Divulgar cena de sexo, nudez ou pornografia, sem o consentimento da vítima, passou a ser crime. Divulgar cena de estupro também

*Placidina Pires

A pornografia de vingança (revenge porn) agora é crime. Divulgar, por qualquer meio de comunicação de massa ou sistema de informática ou telemática, fotografias, vídeos ou outros registros audiovisuais contendo cenas de sexo, nudez (“nudes”) ou pornografia, sem o consentimento da vítima, bem como cenas de estupro, tornou-se crime com a edição da Lei 13.718, de 24 de setembro de 2018.

A pena é de reclusão de um a cinco anos de reclusão, havendo a possibilidade de prisão do agente.
O legislador resolveu criar a referida figura típica em função dos recorrentes casos de divulgação na internet de fotografias, imagens e vídeos de nudez e de sexo que arruínam a vida e a reputação das pessoas.

O desespero, diante da divulgação do material íntimo ou sensual na rede mundial de computadores, para um número indeterminado de pessoas, incluindo parentes e amigos, é tamanho, que tem levado muitas vítimas ao suicídio.

Normalmente, a divulgação ocorre ao final de relacionamentos afetivos e tem por finalidade a vingança e humilhação do(a) ofendido(a).
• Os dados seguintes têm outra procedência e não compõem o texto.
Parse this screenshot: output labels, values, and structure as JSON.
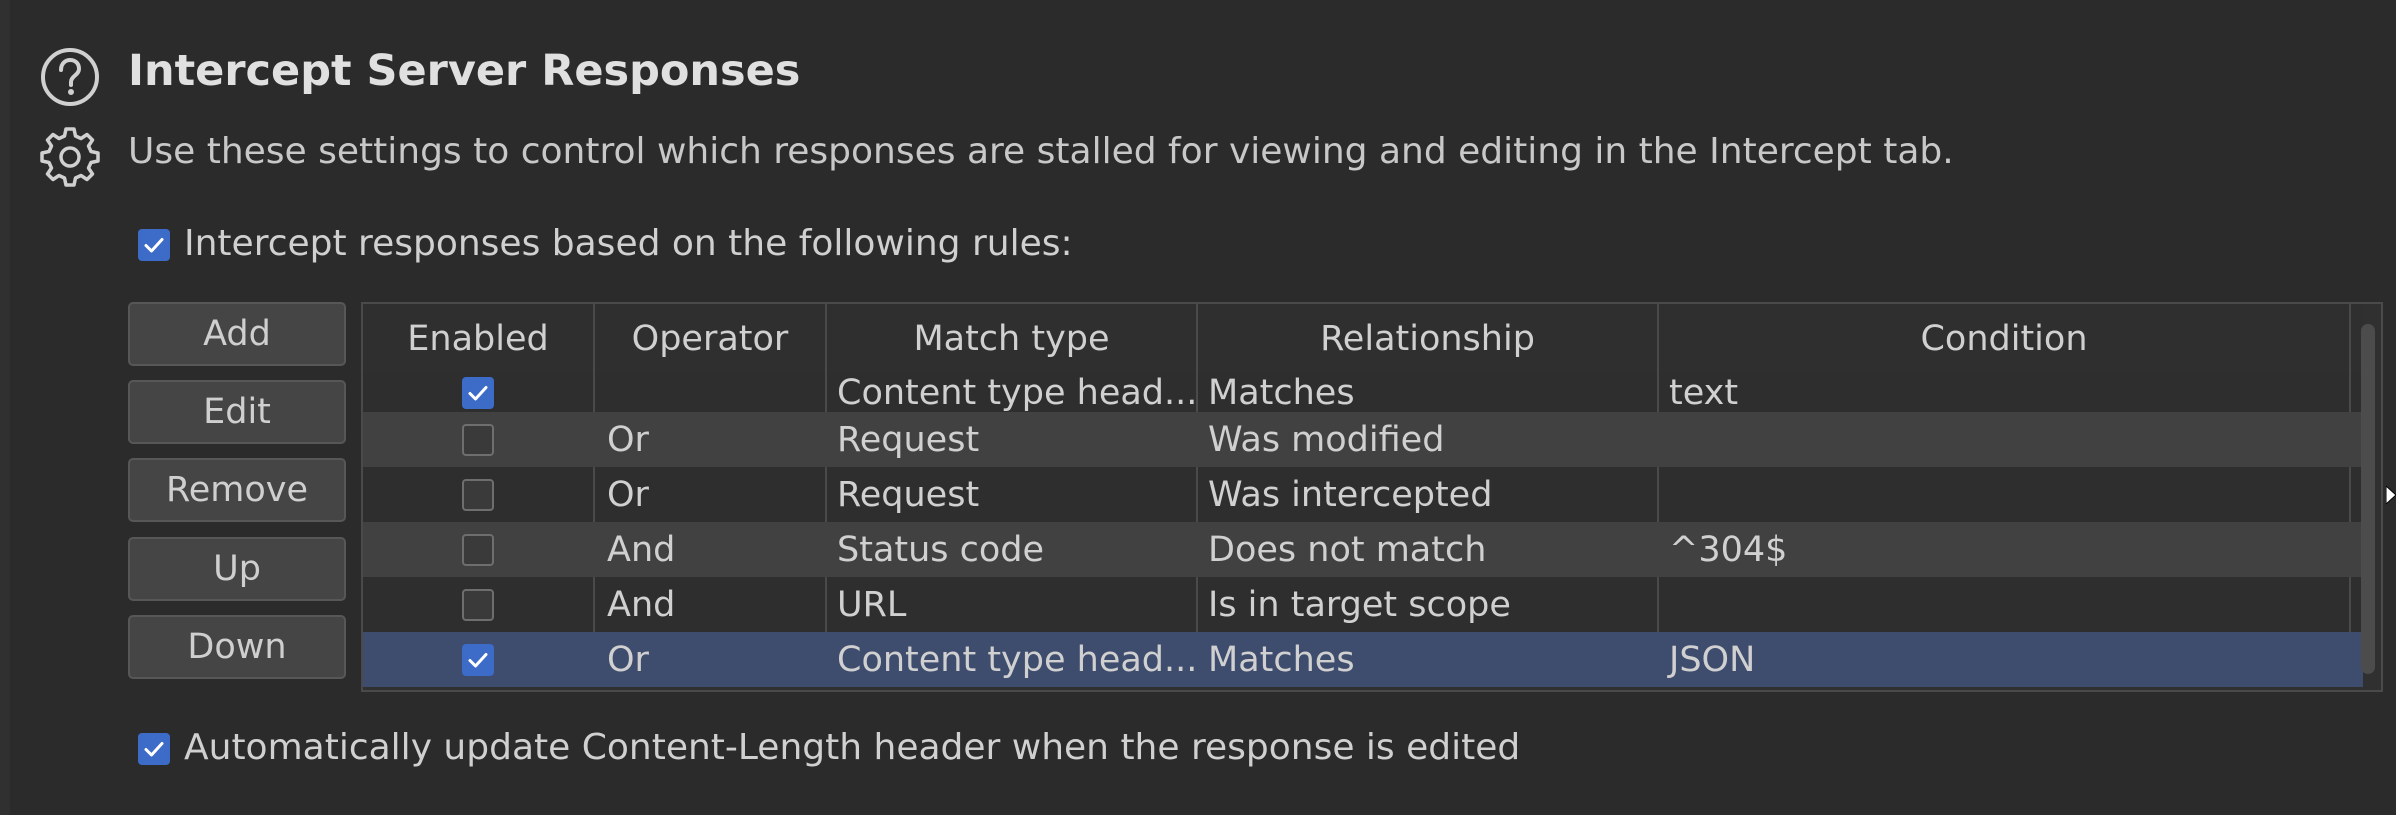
{
  "header": {
    "title": "Intercept Server Responses",
    "description": "Use these settings to control which responses are stalled for viewing and editing in the Intercept tab."
  },
  "intercept_rules_checkbox": {
    "label": "Intercept responses based on the following rules:",
    "checked": true
  },
  "buttons": {
    "add": "Add",
    "edit": "Edit",
    "remove": "Remove",
    "up": "Up",
    "down": "Down"
  },
  "table": {
    "columns": [
      "Enabled",
      "Operator",
      "Match type",
      "Relationship",
      "Condition"
    ],
    "rows": [
      {
        "enabled": true,
        "operator": "",
        "match_type": "Content type head...",
        "relationship": "Matches",
        "condition": "text"
      },
      {
        "enabled": false,
        "operator": "Or",
        "match_type": "Request",
        "relationship": "Was modified",
        "condition": ""
      },
      {
        "enabled": false,
        "operator": "Or",
        "match_type": "Request",
        "relationship": "Was intercepted",
        "condition": ""
      },
      {
        "enabled": false,
        "operator": "And",
        "match_type": "Status code",
        "relationship": "Does not match",
        "condition": "^304$"
      },
      {
        "enabled": false,
        "operator": "And",
        "match_type": "URL",
        "relationship": "Is in target scope",
        "condition": ""
      },
      {
        "enabled": true,
        "operator": "Or",
        "match_type": "Content type head...",
        "relationship": "Matches",
        "condition": "JSON"
      }
    ]
  },
  "auto_update_checkbox": {
    "label": "Automatically update Content-Length header when the response is edited",
    "checked": true
  },
  "icons": {
    "help": "help-circle-icon",
    "settings": "gear-icon"
  },
  "colors": {
    "background": "#2b2b2b",
    "checkbox_checked": "#3d6bc8",
    "selected_row": "#3e4c6e"
  }
}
Para estes casos, foi prevista uma causa de aumento de pena, de 1/3 (um terço) a 2/3 (dois terços).

Não configuram o crime as publicações de natureza jornalística, científica, cultural ou acadêmica, desde que adotados recursos que impossibilitem a identificação da vítima, ressalvada sua prévia autorização, caso seja maior de 18 (dezoito) anos.

Também não configura o crime se são maiores de idade e há o consentimento das pessoas envolvidas nas cenas de sexo, nudez (“nudes”) e pornografia. Há que se atentar, no entanto, para os casos de vazamento.

Se a fotografia, vídeo ou imagem de sexo ou pornografia envolver criança ou adolescente (até 18 anos), aplicam-se os artigos 241 e 241-A do ECA (princípio da especialidade), cujas penas são mais elevadas (mínimo de três anos) e possibilitam a responsabilização criminal até mesmo dos que asseguram os meios ou serviços para o armazenamento e acesso pela rede de computadores ao material proibido.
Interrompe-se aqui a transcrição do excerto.